The worst part was that once Aria was born, I would fully recover over time. The tumor in Aria’s chest had destroyed so much of her small body already that the world outside of the womb was equally unsafe. She didn’t have a chance inside me, and birthing her wasn’t going to increase her odds.
For the seven months I carried Aria, I thought I was giving her the gift of life. But I realize now that through her birth, Aria was giving life back to me. Even more than that, she fought to give us over an hour of her life after she was born, so that we could be the family of three we had always hoped to be, even if only for a moment. The weeks we spent fighting for Aria were so worth every single second of life with her.

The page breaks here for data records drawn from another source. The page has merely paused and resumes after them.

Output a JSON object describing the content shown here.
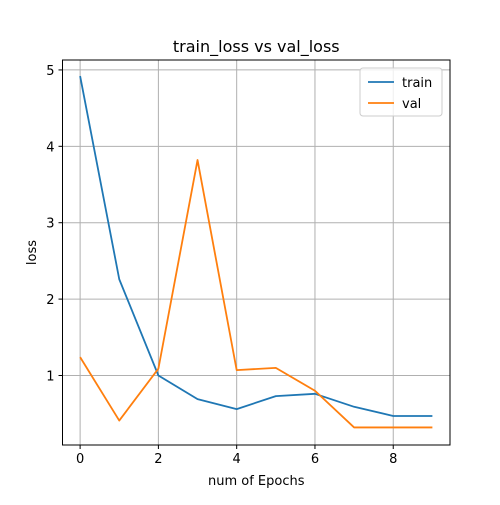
{
  "chart_data": {
    "type": "line",
    "title": "train_loss vs val_loss",
    "xlabel": "num of Epochs",
    "ylabel": "loss",
    "x": [
      0,
      1,
      2,
      3,
      4,
      5,
      6,
      7,
      8,
      9
    ],
    "xlim": [
      -0.45,
      9.45
    ],
    "ylim": [
      0.09,
      5.13
    ],
    "xticks": [
      0,
      2,
      4,
      6,
      8
    ],
    "yticks": [
      1,
      2,
      3,
      4,
      5
    ],
    "grid": true,
    "legend_position": "top-right",
    "series": [
      {
        "name": "train",
        "color": "#1f77b4",
        "values": [
          4.92,
          2.26,
          1.0,
          0.69,
          0.56,
          0.73,
          0.76,
          0.59,
          0.47,
          0.47
        ]
      },
      {
        "name": "val",
        "color": "#ff7f0e",
        "values": [
          1.24,
          0.41,
          1.09,
          3.82,
          1.07,
          1.1,
          0.8,
          0.32,
          0.32,
          0.32
        ]
      }
    ]
  }
}
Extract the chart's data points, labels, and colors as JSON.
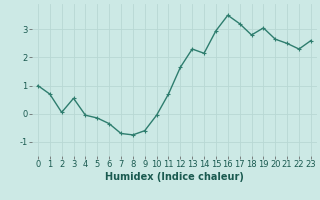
{
  "x": [
    0,
    1,
    2,
    3,
    4,
    5,
    6,
    7,
    8,
    9,
    10,
    11,
    12,
    13,
    14,
    15,
    16,
    17,
    18,
    19,
    20,
    21,
    22,
    23
  ],
  "y": [
    1.0,
    0.7,
    0.05,
    0.55,
    -0.05,
    -0.15,
    -0.35,
    -0.7,
    -0.75,
    -0.6,
    -0.05,
    0.7,
    1.65,
    2.3,
    2.15,
    2.95,
    3.5,
    3.2,
    2.8,
    3.05,
    2.65,
    2.5,
    2.3,
    2.6
  ],
  "line_color": "#2e7d6e",
  "marker": "+",
  "marker_size": 3,
  "linewidth": 1.0,
  "bg_color": "#cce9e5",
  "grid_color": "#b8d8d4",
  "xlabel": "Humidex (Indice chaleur)",
  "xlabel_fontsize": 7,
  "tick_fontsize": 6,
  "ylim": [
    -1.5,
    3.9
  ],
  "xlim": [
    -0.5,
    23.5
  ],
  "yticks": [
    -1,
    0,
    1,
    2,
    3
  ],
  "xticks": [
    0,
    1,
    2,
    3,
    4,
    5,
    6,
    7,
    8,
    9,
    10,
    11,
    12,
    13,
    14,
    15,
    16,
    17,
    18,
    19,
    20,
    21,
    22,
    23
  ]
}
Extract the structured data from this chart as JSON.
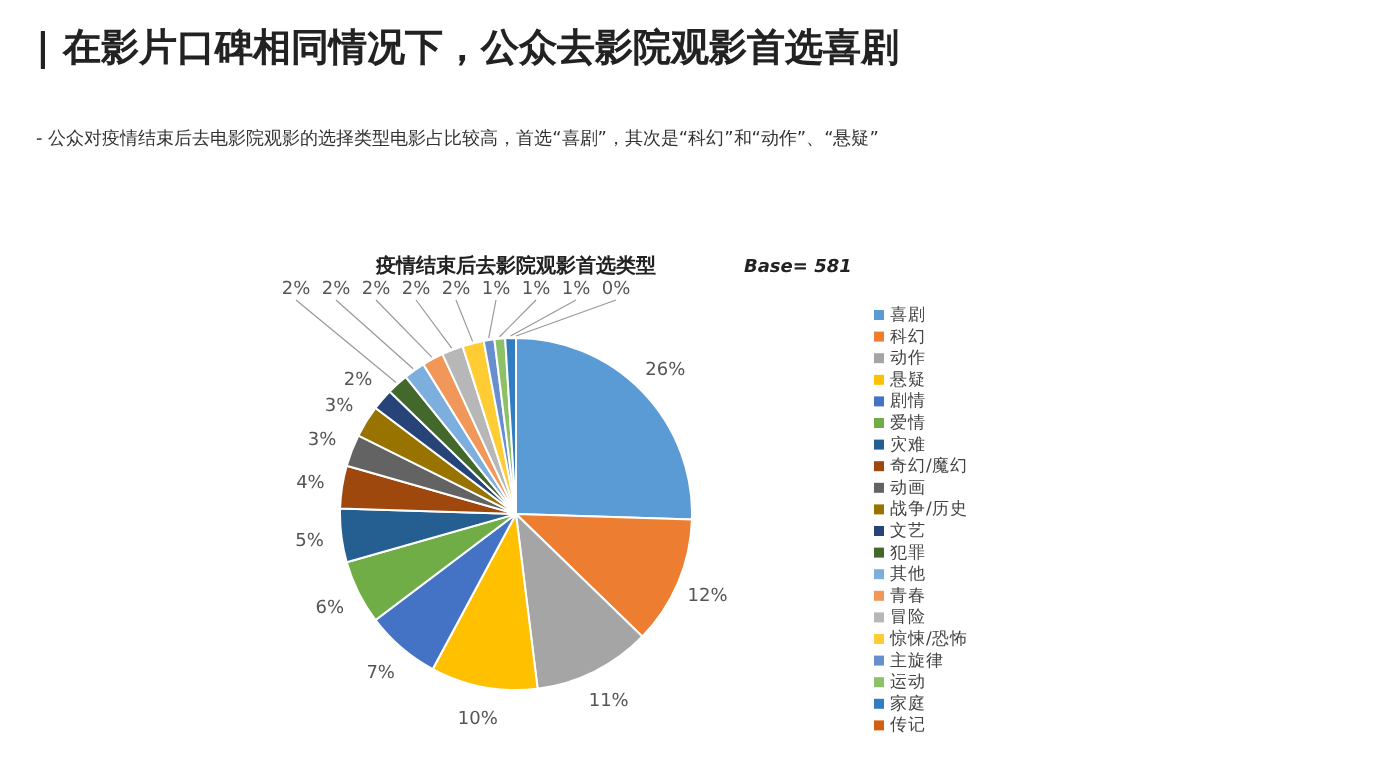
{
  "chart_data": {
    "type": "pie",
    "title": "疫情结束后去影院观影首选类型",
    "annotations": [
      "| 在影片口碑相同情况下，公众去影院观影首选喜剧",
      "-    公众对疫情结束后去电影院观影的选择类型电影占比较高，首选“喜剧”，其次是“科幻”和“动作”、“悬疑”",
      "Base= 581"
    ],
    "categories": [
      "喜剧",
      "科幻",
      "动作",
      "悬疑",
      "剧情",
      "爱情",
      "灾难",
      "奇幻/魔幻",
      "动画",
      "战争/历史",
      "文艺",
      "犯罪",
      "其他",
      "青春",
      "冒险",
      "惊悚/恐怖",
      "主旋律",
      "运动",
      "家庭",
      "传记"
    ],
    "values": [
      26,
      12,
      11,
      10,
      7,
      6,
      5,
      4,
      3,
      3,
      2,
      2,
      2,
      2,
      2,
      2,
      1,
      1,
      1,
      0
    ],
    "value_labels": [
      "26%",
      "12%",
      "11%",
      "10%",
      "7%",
      "6%",
      "5%",
      "4%",
      "3%",
      "3%",
      "2%",
      "2%",
      "2%",
      "2%",
      "2%",
      "2%",
      "1%",
      "1%",
      "1%",
      "0%"
    ],
    "colors": [
      "#5b9bd5",
      "#ed7d31",
      "#a5a5a5",
      "#ffc000",
      "#4472c4",
      "#70ad47",
      "#255e91",
      "#9e480e",
      "#636363",
      "#997300",
      "#264478",
      "#43682b",
      "#7cafdd",
      "#f1975a",
      "#b7b7b7",
      "#ffcd33",
      "#698ed0",
      "#8cc168",
      "#327dc2",
      "#d26012"
    ],
    "legend": "right"
  }
}
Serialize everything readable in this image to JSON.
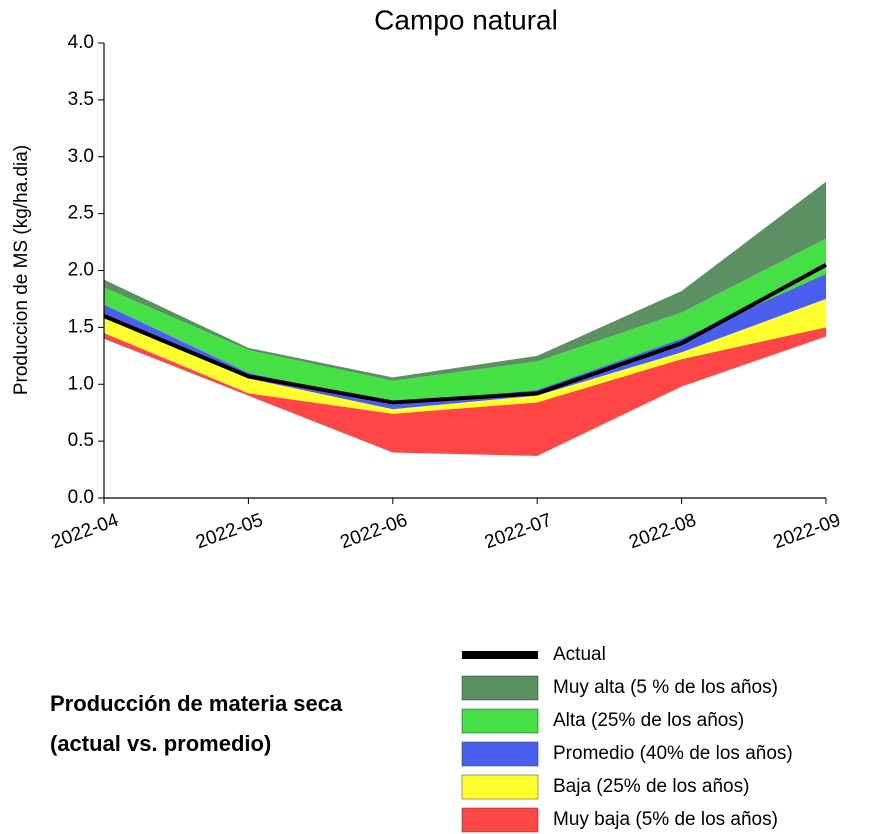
{
  "chart_data": {
    "type": "band",
    "title": "Campo natural",
    "ylabel": "Produccion de MS (kg/ha.dia)",
    "categories": [
      "2022-04",
      "2022-05",
      "2022-06",
      "2022-07",
      "2022-08",
      "2022-09"
    ],
    "ylim": [
      0,
      4
    ],
    "yticks": [
      {
        "value": 0,
        "label": "0.0"
      },
      0.5,
      {
        "value": 1,
        "label": "1.0"
      },
      1.5,
      {
        "value": 2,
        "label": "2.0"
      },
      2.5,
      {
        "value": 3,
        "label": "3.0"
      },
      3.5,
      {
        "value": 4,
        "label": "4.0"
      }
    ],
    "caption": [
      "Producción de materia seca",
      "(actual vs. promedio)"
    ],
    "series": [
      {
        "name": "Actual",
        "color": "#000000",
        "values": [
          1.6,
          1.07,
          0.84,
          0.92,
          1.36,
          2.05
        ]
      },
      {
        "name": "Muy alta (5 % de los años)",
        "color": "#5b9162",
        "lower": [
          1.85,
          1.3,
          1.03,
          1.2,
          1.63,
          2.28
        ],
        "upper": [
          1.92,
          1.32,
          1.06,
          1.25,
          1.82,
          2.78
        ]
      },
      {
        "name": "Alta (25% de los años)",
        "color": "#44e044",
        "lower": [
          1.7,
          1.1,
          0.82,
          0.95,
          1.4,
          1.97
        ],
        "upper": [
          1.85,
          1.3,
          1.03,
          1.2,
          1.63,
          2.28
        ]
      },
      {
        "name": "Promedio (40% de los años)",
        "color": "#4a5ff0",
        "lower": [
          1.58,
          1.05,
          0.78,
          0.9,
          1.28,
          1.75
        ],
        "upper": [
          1.7,
          1.1,
          0.82,
          0.95,
          1.4,
          1.97
        ]
      },
      {
        "name": "Baja (25% de los años)",
        "color": "#ffff30",
        "lower": [
          1.45,
          0.92,
          0.74,
          0.84,
          1.22,
          1.5
        ],
        "upper": [
          1.58,
          1.05,
          0.78,
          0.9,
          1.28,
          1.75
        ]
      },
      {
        "name": "Muy baja (5% de los años)",
        "color": "#ff4646",
        "lower": [
          1.4,
          0.9,
          0.4,
          0.37,
          0.98,
          1.42
        ],
        "upper": [
          1.45,
          0.92,
          0.74,
          0.84,
          1.22,
          1.5
        ]
      }
    ]
  }
}
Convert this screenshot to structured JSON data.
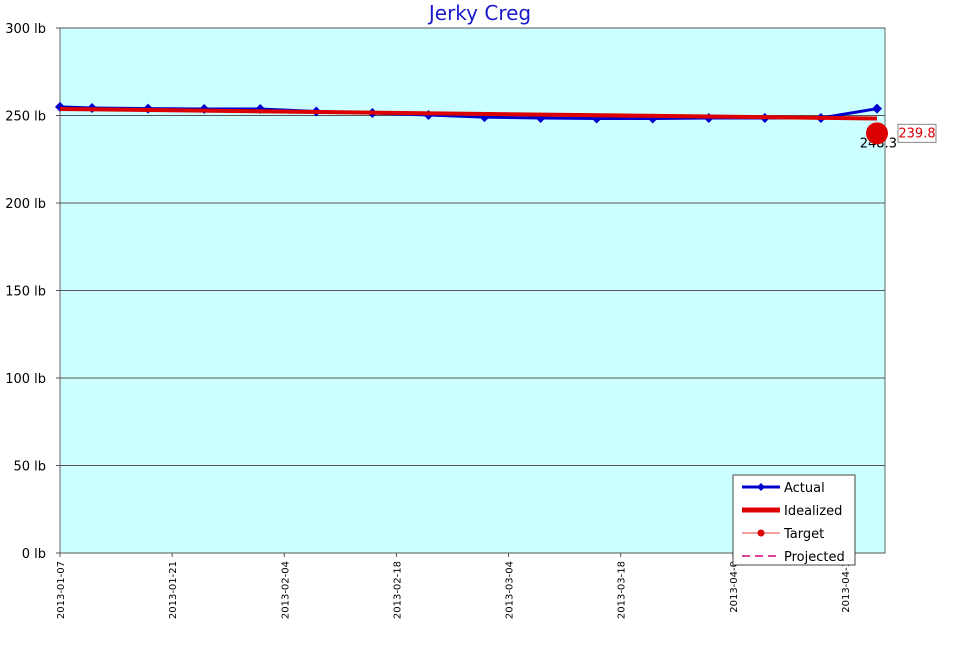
{
  "chart_data": {
    "type": "line",
    "title": "Jerky Creg",
    "xlim": [
      "2013-01-07",
      "2013-04-20"
    ],
    "xticks": [
      "2013-01-07",
      "2013-01-21",
      "2013-02-04",
      "2013-02-18",
      "2013-03-04",
      "2013-03-18",
      {
        "value": "2013-04-01",
        "label": "2013-04-0"
      },
      {
        "value": "2013-04-15",
        "label": "2013-04-1"
      }
    ],
    "ylim": [
      0,
      300
    ],
    "yticks": [
      {
        "value": 0,
        "label": "0 lb"
      },
      {
        "value": 50,
        "label": "50 lb"
      },
      {
        "value": 100,
        "label": "100 lb"
      },
      {
        "value": 150,
        "label": "150 lb"
      },
      {
        "value": 200,
        "label": "200 lb"
      },
      {
        "value": 250,
        "label": "250 lb"
      },
      {
        "value": 300,
        "label": "300 lb"
      }
    ],
    "grid": true,
    "legend": "lower right",
    "series": [
      {
        "name": "Actual",
        "color": "#0000cc",
        "x": [
          "2013-01-07",
          "2013-01-11",
          "2013-01-18",
          "2013-01-25",
          "2013-02-01",
          "2013-02-08",
          "2013-02-15",
          "2013-02-22",
          "2013-03-01",
          "2013-03-08",
          "2013-03-15",
          "2013-03-22",
          "2013-03-29",
          "2013-04-05",
          "2013-04-12",
          "2013-04-19"
        ],
        "values": [
          254.9,
          254.3,
          253.9,
          253.7,
          253.7,
          252.3,
          251.4,
          250.3,
          249.1,
          248.6,
          248.3,
          248.3,
          248.6,
          248.6,
          248.6,
          253.9
        ]
      },
      {
        "name": "Idealized",
        "color": "#dd0000",
        "x": [
          "2013-01-07",
          "2013-04-19"
        ],
        "values": [
          253.7,
          248.3
        ]
      },
      {
        "name": "Target",
        "color": "#dd0000",
        "x": [
          "2013-04-19"
        ],
        "values": [
          239.8
        ]
      },
      {
        "name": "Projected",
        "color": "#dd4499",
        "x": [],
        "values": []
      }
    ]
  }
}
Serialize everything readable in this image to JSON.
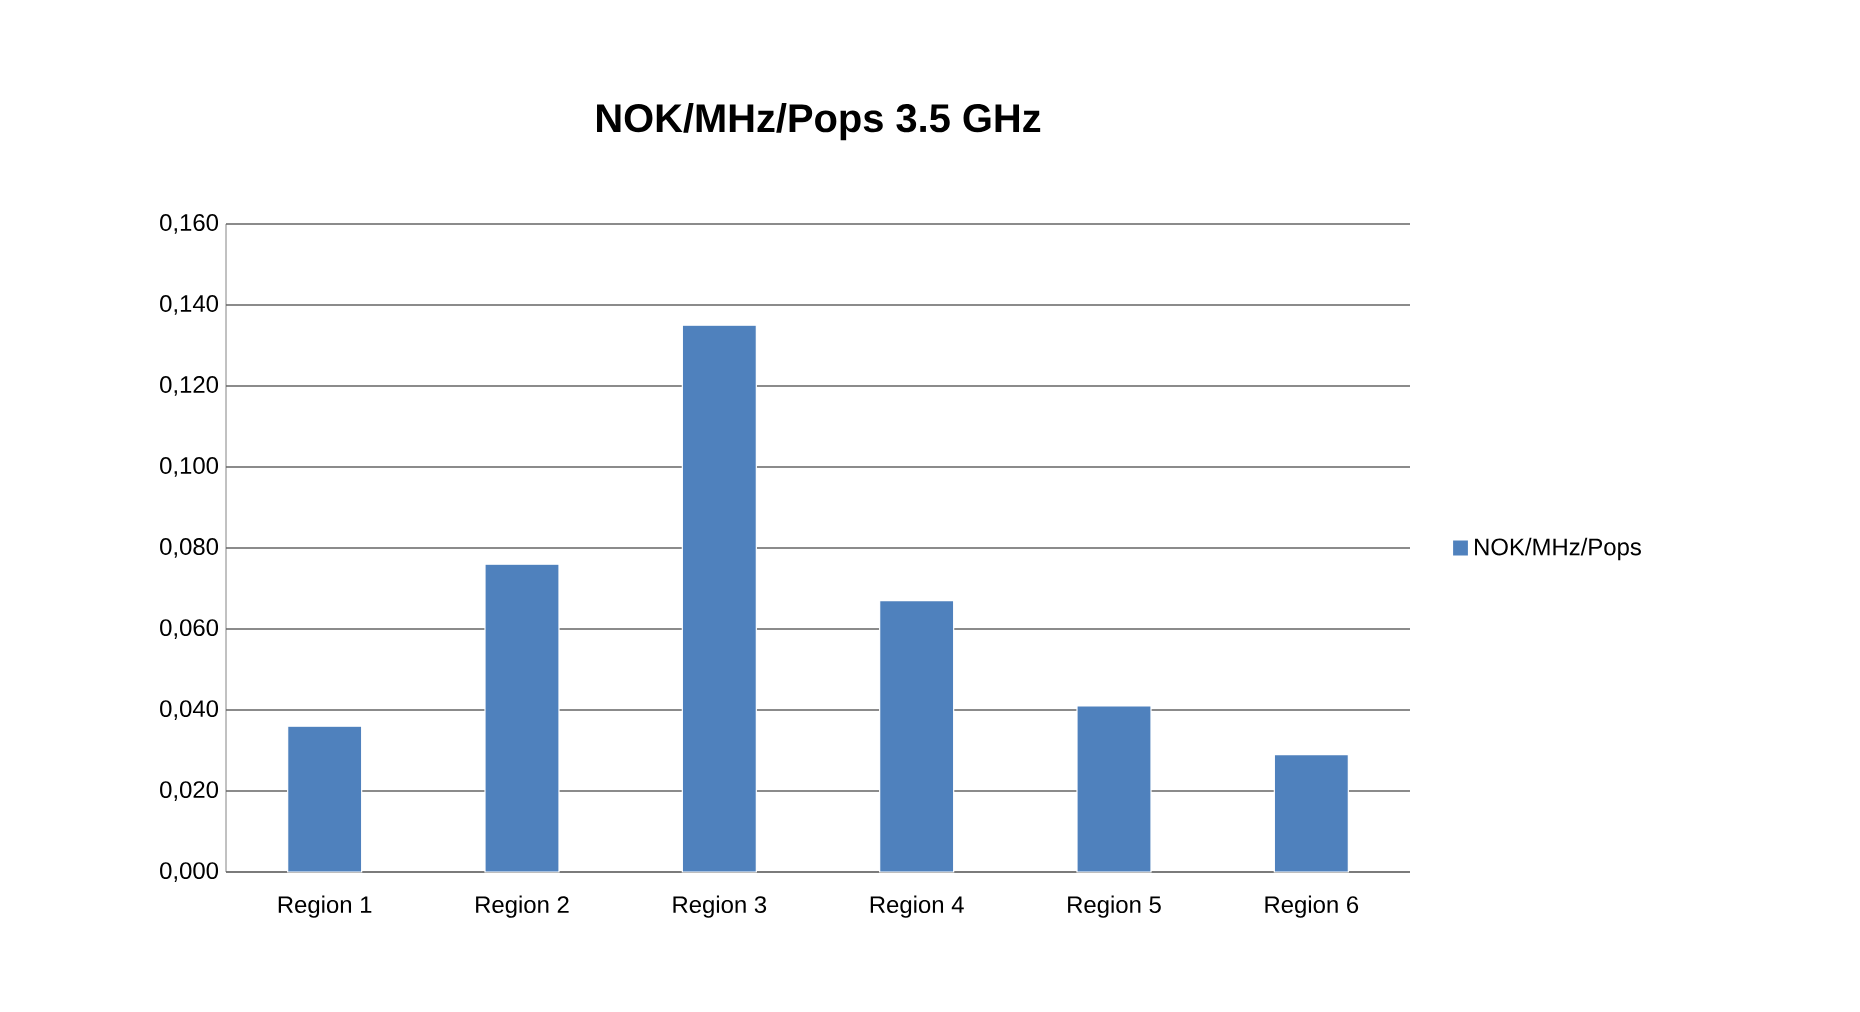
{
  "chart_data": {
    "type": "bar",
    "title": "NOK/MHz/Pops 3.5 GHz",
    "categories": [
      "Region 1",
      "Region 2",
      "Region 3",
      "Region 4",
      "Region 5",
      "Region 6"
    ],
    "series": [
      {
        "name": "NOK/MHz/Pops",
        "color": "#4f81bd",
        "values": [
          0.036,
          0.076,
          0.135,
          0.067,
          0.041,
          0.029
        ]
      }
    ],
    "ylim": [
      0,
      0.16
    ],
    "yticks": [
      {
        "value": 0,
        "label": "0,000"
      },
      {
        "value": 0.02,
        "label": "0,020"
      },
      {
        "value": 0.04,
        "label": "0,040"
      },
      {
        "value": 0.06,
        "label": "0,060"
      },
      {
        "value": 0.08,
        "label": "0,080"
      },
      {
        "value": 0.1,
        "label": "0,100"
      },
      {
        "value": 0.12,
        "label": "0,120"
      },
      {
        "value": 0.14,
        "label": "0,140"
      },
      {
        "value": 0.16,
        "label": "0,160"
      }
    ],
    "grid": "y",
    "legend": "right"
  }
}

While I’m grateful for each continued beat of my heart, I hate that my daughter couldn’t stay. A piece of me will always wish I could have taken her place.
However, Aria’s story did not end on January 2, 2016, it was only just beginning. You see, in a lot of ways her life continues through me. It is now my responsibility and privilege to live a life so full that it satisfies the both of us. On the day God calls me home, I want us to have a million stories to share about how wonderful life has been for me on earth, and for her in heaven.
This is the very reason I get out of bed each day. I want to have a lifetime of joy and hope to share with her. It took me a while to see it, but my will to live now comes from a 2 pound, 11 ounce baby girl named Aria.